On a vu : « Janis : Little Girl Blue » le documentaire réalisé par Amy Berg

Après l’excellent Amy, on peut découvrir depuis le 6 janvier en salles le documentaire Janis, qui comme le titre très explicite laisse imaginer pragmatiquement, relate la vie de Janis Joplin, chronologiquement, de son enfance au Texas à une chambre d’hôtel californienne, en passant par Monterey, Woodstock et certaines des plus grandes salles au monde…

Ce documentaire d’environ 1h40, est composé didactiquement sur les relations familiales que Janis entretenaient avec sa famille, qui sont au centre de la narration via des témoignages face caméra, des enregistrements audio et des lettres écrites par Janis à ses parents, lues avec empathie et justesse par Cat Power. Structurellement, ce documentaire n’a rien de révolutionnaire : le montage est classique et a parfois tendance à perdre son rythme de croisière. Il est relancé par d’intenses séquences live (l’incroyable « Ball & Chain » à Monterey) – trop peu nombreuses à notre goût. La réalisatrice essaye de ne pas prendre de parti, comme avait pu le faire Asif Kapadia avec Amy et laisse le spectateur se forger sa propre opinion quant à l’existence dissolue/rock’n’roll de Janis Joplin.

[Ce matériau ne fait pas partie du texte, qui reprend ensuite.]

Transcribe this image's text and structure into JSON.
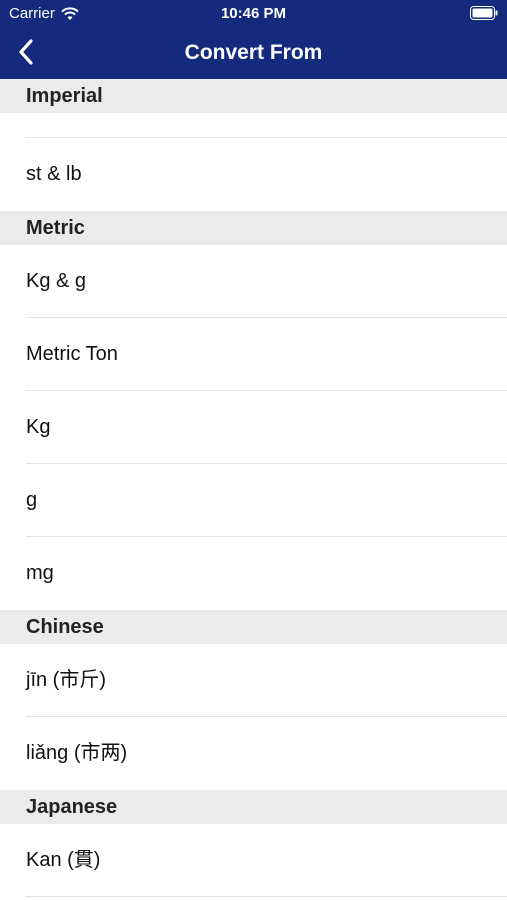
{
  "status_bar": {
    "carrier": "Carrier",
    "time": "10:46 PM"
  },
  "nav": {
    "title": "Convert From"
  },
  "colors": {
    "header_bg": "#132a7d",
    "section_bg": "#ebebeb",
    "separator": "#e2e2e2"
  },
  "sections": {
    "imperial": {
      "title": "Imperial",
      "items": [
        "",
        "st & lb"
      ]
    },
    "metric": {
      "title": "Metric",
      "items": [
        "Kg & g",
        "Metric Ton",
        "Kg",
        "g",
        "mg"
      ]
    },
    "chinese": {
      "title": "Chinese",
      "items": [
        "jīn (市斤)",
        "liǎng (市两)"
      ]
    },
    "japanese": {
      "title": "Japanese",
      "items": [
        "Kan (貫)"
      ]
    }
  }
}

JanisPour ceux qui, comme moi, ne connaissait pas bien la vie de cette icône du blues, Janis a l’avantage de proposer un panorama global de la vie de la chanteuse, avec force de détails et d’anecdotes. Pour agrémenter les images d’archives, on parvient à s’approcher au plus près de l’intimité de Janis Joplin, grâce à un certain nombres d’images et de vidéos fournies pas des proches. Voix-off ou témoignages face caméra,  chacun(e) se confie sur sa relation avec l’extravagante Janis.  Une enfance à Port Arthur (sorte de Havre américain), marquée par un harcèlement de camarades de classes, du fait de ses traits masculins puis de ses différentes formes d’engagements à l’adolescence, de ses premières prises de drogue avec un petit ami, ses premières scènes en Californie, sa rencontre avec Bob Dylan, la signature avec Columbia, sa séparation houleuse de son première groupe Big Brother & the Holding Company pour faire une carrière solo, sa première désillusion musicale avec le Kozmic Blues Band, son train de tournée privatisé, sa consommation d’héroïne qui s’amplifie dans ses moments de solitude alors que sa tournée européenne est un colossal succès (le Albert Hall debout dans les allées), ses flirts avec des hommes, et des femmes, son ouverture d’esprit et ses prises de position, Woodstock où son entourage l’a forcée à grimper sur scène entièrement camée… jusqu’à ce voyage de break au Brésil, où elle réussit à se sevrer… un temps. Et cette cruelle impression qu’elle va réussir à s’en sortir, alors que son visage dévasté lui donne 30 ans en plus, brisée par la drogue. Cela dit il n’est pas question de morale dans Janis : nous ne sommes pas là pour juger, mais pour assister impuissants à la décadence d’une artiste incroyable, qui n’est pas parvenue à se débarrasser d’un mal de vivre permanent.

Jusqu’à ce jour d’octobre 1970, où on retrouvera le corps de Janis Joplin, seule, dans sa chambre d’hôtel. Un corps épuisé par une surconsommation de drogue et d’alcool.  Épuisé par une mélancolie chronique, et un train de vie qu’elle ne supportait que sur scène, entourée pour quelques heures, réalisant son rêve d’enfant. Elle avait 27 ans. Ce qu’il faut retenir c’est d’abord un sourire, quasi constant et sincère, et un humour décapant, malgré une sensibilité à fleur de peau, bien cachée derrière une exubérance de façade. Mais surtout cette voix extraordinaire qu’elle maîtrisait avec une telle facilité, et cette fibre musicale qui l’habitait. Un bel hommage, honnête et émouvant, lui est rendu dans ce documentaire. Long live Janis.

Janis, Little Girl Blue d’Amy Berg, en salles depuis le 6 janvier.